Tentando não acabar com todo o seu ar restante, Léa colocou as mãos nos ombros do garoto, paradas, demonstrando que não ofereceria mais resistência. Arthur, percebendo isso, foi motivado a mudar o beijo pra uma forma mais voraz, apertando a cintura dela com mais força.
Léa encerrou o beijo com um gemido meio tonto, puxando bastante ar, antes de grudar os lábios com os dele mais uma vez. Se ele continuasse conseguindo se controlar assim, quem ia perder o controle seria ela. Ela passou as mãos para a nuca e entranhou uma delas em seus cabelos, puxando-os levemente. Arthur mordiscou seu lábio e encerrou o beijo, encostando a cabeça no encosto do sofá, tentando normalizar a respiração atordoada, de olhos fechados enquanto ela o encarava, abobalhada.
No segundo seguinte, ela percebeu que o garoto se excitara um pouco, saindo de seu colo ligeiramente sem jeito. Arthur, percebendo a movimentação dela, abriu os olhos, para rir da face corada da garota.

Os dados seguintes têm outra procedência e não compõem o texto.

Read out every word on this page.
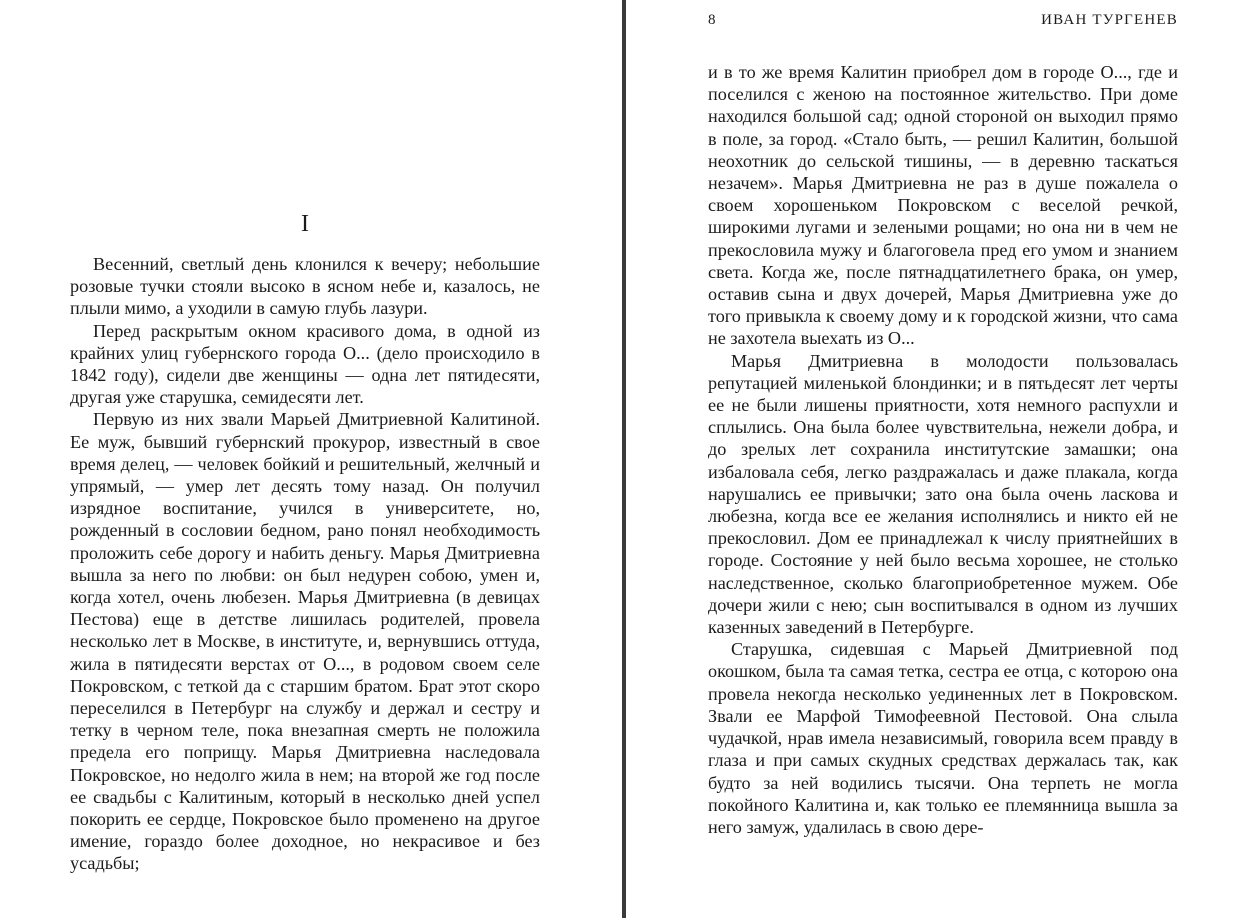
I

Весенний, светлый день клонился к вечеру; небольшие розовые тучки стояли высоко в ясном небе и, казалось, не плыли мимо, а уходили в самую глубь лазури.

Перед раскрытым окном красивого дома, в одной из крайних улиц губернского города О... (дело происходило в 1842 году), сидели две женщины — одна лет пятидесяти, другая уже старушка, семидесяти лет.

Первую из них звали Марьей Дмитриевной Калитиной. Ее муж, бывший губернский прокурор, известный в свое время делец, — человек бойкий и решительный, желчный и упрямый, — умер лет десять тому назад. Он получил изрядное воспитание, учился в университете, но, рожденный в сословии бедном, рано понял необходимость проложить себе дорогу и набить деньгу. Марья Дмитриевна вышла за него по любви: он был недурен собою, умен и, когда хотел, очень любезен. Марья Дмитриевна (в девицах Пестова) еще в детстве лишилась родителей, провела несколько лет в Москве, в институте, и, вернувшись оттуда, жила в пятидесяти верстах от О..., в родовом своем селе Покровском, с теткой да с старшим братом. Брат этот скоро переселился в Петербург на службу и держал и сестру и тетку в черном теле, пока внезапная смерть не положила предела его поприщу. Марья Дмитриевна наследовала Покровское, но недолго жила в нем; на второй же год после ее свадьбы с Калитиным, который в несколько дней успел покорить ее сердце, Покровское было променено на другое имение, гораздо более доходное, но некрасивое и без усадьбы;

8	ИВАН ТУРГЕНЕВ

и в то же время Калитин приобрел дом в городе О..., где и поселился с женою на постоянное жительство. При доме находился большой сад; одной стороной он выходил прямо в поле, за город. «Стало быть, — решил Калитин, большой неохотник до сельской тишины, — в деревню таскаться незачем». Марья Дмитриевна не раз в душе пожалела о своем хорошеньком Покровском с веселой речкой, широкими лугами и зелеными рощами; но она ни в чем не прекословила мужу и благоговела пред его умом и знанием света. Когда же, после пятнадцатилетнего брака, он умер, оставив сына и двух дочерей, Марья Дмитриевна уже до того привыкла к своему дому и к городской жизни, что сама не захотела выехать из О...

Марья Дмитриевна в молодости пользовалась репутацией миленькой блондинки; и в пятьдесят лет черты ее не были лишены приятности, хотя немного распухли и сплылись. Она была более чувствительна, нежели добра, и до зрелых лет сохранила институтские замашки; она избаловала себя, легко раздражалась и даже плакала, когда нарушались ее привычки; зато она была очень ласкова и любезна, когда все ее желания исполнялись и никто ей не прекословил. Дом ее принадлежал к числу приятнейших в городе. Состояние у ней было весьма хорошее, не столько наследственное, сколько благоприобретенное мужем. Обе дочери жили с нею; сын воспитывался в одном из лучших казенных заведений в Петербурге.

Старушка, сидевшая с Марьей Дмитриевной под окошком, была та самая тетка, сестра ее отца, с которою она провела некогда несколько уединенных лет в Покровском. Звали ее Марфой Тимофеевной Пестовой. Она слыла чудачкой, нрав имела независимый, говорила всем правду в глаза и при самых скудных средствах держалась так, как будто за ней водились тысячи. Она терпеть не могла покойного Калитина и, как только ее племянница вышла за него замуж, удалилась в свою дере-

Ela lhe deu um soquinho, como se dissesse: “me deixa em paz”.
— Eu podia ficar assim com você pelo resto da minha vida. – Ele confessou.

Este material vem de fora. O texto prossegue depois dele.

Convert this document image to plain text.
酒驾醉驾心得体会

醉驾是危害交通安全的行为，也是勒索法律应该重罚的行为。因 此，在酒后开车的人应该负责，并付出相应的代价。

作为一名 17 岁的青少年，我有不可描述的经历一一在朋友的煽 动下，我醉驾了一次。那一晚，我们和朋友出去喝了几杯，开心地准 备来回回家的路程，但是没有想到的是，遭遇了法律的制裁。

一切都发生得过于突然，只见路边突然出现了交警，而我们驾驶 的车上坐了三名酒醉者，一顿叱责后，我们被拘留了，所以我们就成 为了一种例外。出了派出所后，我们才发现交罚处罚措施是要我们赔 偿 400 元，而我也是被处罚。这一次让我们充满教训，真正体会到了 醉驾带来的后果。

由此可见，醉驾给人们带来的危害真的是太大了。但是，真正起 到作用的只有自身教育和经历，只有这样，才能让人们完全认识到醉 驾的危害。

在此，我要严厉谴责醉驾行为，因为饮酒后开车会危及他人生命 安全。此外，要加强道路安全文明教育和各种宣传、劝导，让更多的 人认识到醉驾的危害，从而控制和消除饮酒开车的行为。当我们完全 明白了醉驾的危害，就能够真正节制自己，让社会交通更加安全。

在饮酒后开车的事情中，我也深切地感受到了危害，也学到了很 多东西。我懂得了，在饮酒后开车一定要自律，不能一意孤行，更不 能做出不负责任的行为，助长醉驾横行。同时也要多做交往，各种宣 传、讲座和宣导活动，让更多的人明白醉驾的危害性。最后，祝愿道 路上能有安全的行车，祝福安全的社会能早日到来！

Antes que a garota conseguisse processar a informação, o rosto de Arthur ganhou um tom rosado pelo que havia dito e ele riu, nervosamente. Ela sorriu, doce, e deixou seus lábios encostarem-se aos dele mais uma vez, só para serem interrompidos.
— Oi, casal! – Luís cumprimentou-os, abrindo a porta. Ele esperou Raquel entrar para fechar a porta atrás dela. – E aí, como estão as coisas?

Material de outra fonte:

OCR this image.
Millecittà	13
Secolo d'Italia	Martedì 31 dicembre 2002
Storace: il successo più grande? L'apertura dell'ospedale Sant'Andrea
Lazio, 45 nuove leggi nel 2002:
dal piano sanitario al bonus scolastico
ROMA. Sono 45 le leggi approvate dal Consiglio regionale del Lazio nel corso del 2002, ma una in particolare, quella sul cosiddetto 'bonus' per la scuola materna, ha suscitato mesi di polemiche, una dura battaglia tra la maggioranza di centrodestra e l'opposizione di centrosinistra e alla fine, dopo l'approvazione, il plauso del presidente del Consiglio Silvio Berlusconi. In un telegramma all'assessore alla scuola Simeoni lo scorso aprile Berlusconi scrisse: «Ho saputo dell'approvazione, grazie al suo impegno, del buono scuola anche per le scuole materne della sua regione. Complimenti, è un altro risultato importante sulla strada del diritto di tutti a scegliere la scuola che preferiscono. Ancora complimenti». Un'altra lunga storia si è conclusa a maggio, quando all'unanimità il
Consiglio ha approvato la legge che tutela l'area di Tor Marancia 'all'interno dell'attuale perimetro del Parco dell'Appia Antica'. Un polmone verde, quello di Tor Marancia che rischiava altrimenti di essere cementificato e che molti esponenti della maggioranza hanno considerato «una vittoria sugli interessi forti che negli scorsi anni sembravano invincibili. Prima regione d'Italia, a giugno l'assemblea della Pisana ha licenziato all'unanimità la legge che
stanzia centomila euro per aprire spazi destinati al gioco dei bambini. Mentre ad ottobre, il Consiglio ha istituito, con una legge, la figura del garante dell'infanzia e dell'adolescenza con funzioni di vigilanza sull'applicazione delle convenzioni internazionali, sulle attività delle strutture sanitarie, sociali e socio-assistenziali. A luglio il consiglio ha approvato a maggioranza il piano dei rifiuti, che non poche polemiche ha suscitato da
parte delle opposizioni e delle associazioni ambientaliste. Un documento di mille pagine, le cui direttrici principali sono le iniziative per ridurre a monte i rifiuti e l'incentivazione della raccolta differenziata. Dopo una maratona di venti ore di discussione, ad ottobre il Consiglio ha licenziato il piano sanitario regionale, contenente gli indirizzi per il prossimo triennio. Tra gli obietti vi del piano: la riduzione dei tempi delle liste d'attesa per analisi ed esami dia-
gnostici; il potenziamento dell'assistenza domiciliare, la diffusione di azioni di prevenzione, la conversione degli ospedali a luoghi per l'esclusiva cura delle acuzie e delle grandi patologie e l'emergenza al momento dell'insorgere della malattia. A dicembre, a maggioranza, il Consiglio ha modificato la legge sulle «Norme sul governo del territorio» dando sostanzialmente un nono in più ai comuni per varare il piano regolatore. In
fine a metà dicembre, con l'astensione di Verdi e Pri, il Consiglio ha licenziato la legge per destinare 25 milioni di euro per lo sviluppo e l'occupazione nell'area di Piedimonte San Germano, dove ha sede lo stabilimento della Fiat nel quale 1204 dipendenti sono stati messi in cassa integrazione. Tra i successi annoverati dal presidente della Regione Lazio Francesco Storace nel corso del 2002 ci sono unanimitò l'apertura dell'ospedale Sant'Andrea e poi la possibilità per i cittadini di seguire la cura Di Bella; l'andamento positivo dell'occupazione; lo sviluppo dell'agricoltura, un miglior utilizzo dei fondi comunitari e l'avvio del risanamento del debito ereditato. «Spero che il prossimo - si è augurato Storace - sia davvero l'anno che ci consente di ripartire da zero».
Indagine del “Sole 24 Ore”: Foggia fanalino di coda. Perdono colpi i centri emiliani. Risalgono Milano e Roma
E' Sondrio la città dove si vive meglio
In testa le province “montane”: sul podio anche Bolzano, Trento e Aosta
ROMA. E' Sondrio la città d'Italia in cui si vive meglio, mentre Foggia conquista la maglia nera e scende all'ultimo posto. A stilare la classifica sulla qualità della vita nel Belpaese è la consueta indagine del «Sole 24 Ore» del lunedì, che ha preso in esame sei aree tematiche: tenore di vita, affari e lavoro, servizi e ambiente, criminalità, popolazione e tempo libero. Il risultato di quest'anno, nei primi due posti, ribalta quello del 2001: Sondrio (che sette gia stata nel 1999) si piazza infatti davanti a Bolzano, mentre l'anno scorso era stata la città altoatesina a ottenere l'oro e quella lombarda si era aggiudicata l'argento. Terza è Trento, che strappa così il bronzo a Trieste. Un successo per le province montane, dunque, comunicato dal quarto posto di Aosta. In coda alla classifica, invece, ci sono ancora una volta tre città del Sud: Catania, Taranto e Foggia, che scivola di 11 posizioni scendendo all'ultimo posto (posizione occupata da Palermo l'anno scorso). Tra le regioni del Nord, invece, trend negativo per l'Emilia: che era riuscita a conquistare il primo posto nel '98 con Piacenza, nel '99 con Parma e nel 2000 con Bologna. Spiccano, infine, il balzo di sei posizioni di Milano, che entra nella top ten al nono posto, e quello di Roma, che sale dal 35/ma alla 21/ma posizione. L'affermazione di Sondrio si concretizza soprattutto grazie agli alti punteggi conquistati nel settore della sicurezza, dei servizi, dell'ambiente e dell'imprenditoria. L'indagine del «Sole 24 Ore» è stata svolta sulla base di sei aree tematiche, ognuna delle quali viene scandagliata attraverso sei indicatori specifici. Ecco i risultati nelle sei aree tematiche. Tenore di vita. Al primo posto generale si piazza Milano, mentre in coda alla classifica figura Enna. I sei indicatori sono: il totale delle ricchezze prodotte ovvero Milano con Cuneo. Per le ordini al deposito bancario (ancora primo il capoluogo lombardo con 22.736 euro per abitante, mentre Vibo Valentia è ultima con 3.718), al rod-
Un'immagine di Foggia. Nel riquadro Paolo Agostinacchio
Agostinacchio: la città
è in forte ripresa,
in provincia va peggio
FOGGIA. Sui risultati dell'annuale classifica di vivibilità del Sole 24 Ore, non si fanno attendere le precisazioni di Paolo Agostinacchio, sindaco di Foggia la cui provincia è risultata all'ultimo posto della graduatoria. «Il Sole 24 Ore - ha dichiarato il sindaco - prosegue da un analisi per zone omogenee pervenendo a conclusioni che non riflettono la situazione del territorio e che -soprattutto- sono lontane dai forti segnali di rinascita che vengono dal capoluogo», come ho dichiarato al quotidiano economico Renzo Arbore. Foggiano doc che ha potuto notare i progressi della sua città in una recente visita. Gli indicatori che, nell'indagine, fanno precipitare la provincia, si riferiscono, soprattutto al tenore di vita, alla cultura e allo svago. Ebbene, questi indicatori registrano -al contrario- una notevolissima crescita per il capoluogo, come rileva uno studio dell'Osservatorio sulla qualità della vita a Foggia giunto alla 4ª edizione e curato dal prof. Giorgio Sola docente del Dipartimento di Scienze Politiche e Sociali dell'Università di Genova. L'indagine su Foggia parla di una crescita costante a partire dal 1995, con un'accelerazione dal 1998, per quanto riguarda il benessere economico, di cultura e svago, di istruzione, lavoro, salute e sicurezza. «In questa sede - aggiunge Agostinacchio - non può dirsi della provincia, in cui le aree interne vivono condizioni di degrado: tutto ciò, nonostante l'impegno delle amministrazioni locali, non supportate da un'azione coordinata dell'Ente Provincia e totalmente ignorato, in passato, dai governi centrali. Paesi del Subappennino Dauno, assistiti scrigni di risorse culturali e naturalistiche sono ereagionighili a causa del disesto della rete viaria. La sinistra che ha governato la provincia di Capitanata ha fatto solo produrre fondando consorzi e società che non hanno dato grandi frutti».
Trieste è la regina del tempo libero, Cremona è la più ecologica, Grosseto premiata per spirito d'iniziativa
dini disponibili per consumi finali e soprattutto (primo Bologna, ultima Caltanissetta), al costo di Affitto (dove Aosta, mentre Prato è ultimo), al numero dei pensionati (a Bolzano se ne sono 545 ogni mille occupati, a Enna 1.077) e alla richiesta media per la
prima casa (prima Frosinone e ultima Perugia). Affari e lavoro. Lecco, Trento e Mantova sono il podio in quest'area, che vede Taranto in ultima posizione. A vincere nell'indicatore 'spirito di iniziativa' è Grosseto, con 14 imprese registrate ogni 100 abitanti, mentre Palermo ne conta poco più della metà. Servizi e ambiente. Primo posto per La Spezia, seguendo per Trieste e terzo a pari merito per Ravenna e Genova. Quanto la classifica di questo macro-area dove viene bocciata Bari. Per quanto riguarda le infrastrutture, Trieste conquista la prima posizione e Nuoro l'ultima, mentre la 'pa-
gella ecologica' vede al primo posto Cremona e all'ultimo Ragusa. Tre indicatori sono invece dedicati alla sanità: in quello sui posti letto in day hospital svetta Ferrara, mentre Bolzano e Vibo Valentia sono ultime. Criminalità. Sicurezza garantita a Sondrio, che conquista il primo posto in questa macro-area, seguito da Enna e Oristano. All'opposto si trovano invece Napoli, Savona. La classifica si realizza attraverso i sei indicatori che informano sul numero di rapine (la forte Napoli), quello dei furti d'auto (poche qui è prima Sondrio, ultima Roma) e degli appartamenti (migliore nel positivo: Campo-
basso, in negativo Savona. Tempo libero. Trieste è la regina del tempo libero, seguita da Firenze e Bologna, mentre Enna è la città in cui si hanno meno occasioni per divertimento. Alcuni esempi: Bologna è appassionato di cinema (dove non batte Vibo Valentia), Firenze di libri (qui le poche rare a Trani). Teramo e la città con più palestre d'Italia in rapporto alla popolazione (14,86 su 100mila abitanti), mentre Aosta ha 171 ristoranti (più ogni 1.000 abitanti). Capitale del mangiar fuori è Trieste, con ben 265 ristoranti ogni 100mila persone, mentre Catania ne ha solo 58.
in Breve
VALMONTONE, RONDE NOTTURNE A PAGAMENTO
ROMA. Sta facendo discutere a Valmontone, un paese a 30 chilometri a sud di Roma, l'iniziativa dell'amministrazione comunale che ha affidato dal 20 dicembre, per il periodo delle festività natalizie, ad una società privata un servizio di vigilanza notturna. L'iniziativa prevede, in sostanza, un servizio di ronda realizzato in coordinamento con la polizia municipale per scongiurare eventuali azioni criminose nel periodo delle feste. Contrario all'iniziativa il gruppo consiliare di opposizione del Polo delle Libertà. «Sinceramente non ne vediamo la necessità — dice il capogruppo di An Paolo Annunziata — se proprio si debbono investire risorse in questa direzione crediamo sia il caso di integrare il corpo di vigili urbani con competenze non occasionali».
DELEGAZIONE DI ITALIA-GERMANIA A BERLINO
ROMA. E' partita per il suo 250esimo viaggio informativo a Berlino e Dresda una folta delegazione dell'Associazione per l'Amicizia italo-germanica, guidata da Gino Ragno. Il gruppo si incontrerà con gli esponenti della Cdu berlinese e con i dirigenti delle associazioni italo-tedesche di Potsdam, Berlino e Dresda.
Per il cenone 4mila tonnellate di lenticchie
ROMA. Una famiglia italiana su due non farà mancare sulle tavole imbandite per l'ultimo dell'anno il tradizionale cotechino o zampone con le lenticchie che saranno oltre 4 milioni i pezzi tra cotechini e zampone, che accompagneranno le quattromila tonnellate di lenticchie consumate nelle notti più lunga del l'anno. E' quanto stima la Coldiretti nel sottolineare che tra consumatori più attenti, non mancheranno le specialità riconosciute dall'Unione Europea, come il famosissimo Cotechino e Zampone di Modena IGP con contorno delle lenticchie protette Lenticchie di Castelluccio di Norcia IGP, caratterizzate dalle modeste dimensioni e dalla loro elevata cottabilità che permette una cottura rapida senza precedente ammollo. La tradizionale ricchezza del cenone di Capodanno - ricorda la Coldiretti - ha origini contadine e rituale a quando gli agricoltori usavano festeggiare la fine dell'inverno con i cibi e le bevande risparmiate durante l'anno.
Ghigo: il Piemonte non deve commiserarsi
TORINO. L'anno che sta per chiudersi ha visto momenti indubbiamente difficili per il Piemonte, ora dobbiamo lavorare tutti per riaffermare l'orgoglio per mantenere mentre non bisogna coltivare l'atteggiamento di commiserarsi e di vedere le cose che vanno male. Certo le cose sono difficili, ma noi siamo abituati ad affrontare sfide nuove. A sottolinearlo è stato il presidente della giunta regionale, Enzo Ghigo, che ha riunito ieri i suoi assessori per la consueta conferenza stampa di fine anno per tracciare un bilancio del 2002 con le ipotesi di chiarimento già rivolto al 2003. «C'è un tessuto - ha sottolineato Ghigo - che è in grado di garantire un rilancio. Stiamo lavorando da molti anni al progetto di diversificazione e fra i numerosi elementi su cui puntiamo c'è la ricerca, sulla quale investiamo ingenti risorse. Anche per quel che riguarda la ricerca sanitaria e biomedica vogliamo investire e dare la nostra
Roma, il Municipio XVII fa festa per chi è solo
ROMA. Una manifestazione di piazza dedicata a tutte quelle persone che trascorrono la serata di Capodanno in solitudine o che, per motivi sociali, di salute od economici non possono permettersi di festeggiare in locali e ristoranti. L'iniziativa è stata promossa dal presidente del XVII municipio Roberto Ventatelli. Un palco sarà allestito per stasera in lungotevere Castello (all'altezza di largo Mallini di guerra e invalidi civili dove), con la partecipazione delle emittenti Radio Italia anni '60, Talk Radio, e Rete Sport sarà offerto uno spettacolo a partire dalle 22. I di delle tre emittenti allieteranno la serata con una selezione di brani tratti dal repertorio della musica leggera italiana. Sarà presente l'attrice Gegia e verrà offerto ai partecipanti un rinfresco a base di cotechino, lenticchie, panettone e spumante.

Arthur deu de ombros, ainda sem jeito pela declaração anterior. Léa, por outro lado, estava emanando felicidade. Arrumou-se e deu um jeito de sentar no sofá, encostada em Arthur, que logo passou o braço pelo ombro dela, protetoramente.
— Bom, digamos que as coisas estão indo. – Ela disse. – E vocês, como foi na cidade?
Luís passou o braço pelos ombros de Raquel, copiando Arthur. Com um sorriso estonteante, ele disse:
— Estamos medicados agora, certo, Raquel?
Raquel concordou com a cabeça, mas ela não parecia estar por ali. Seu olhar estava pra lá de perdido e suas feições não mostravam nem um milésimo da alegria que Luís parecia emitir com o fato dela ter tomado seus remédios certos.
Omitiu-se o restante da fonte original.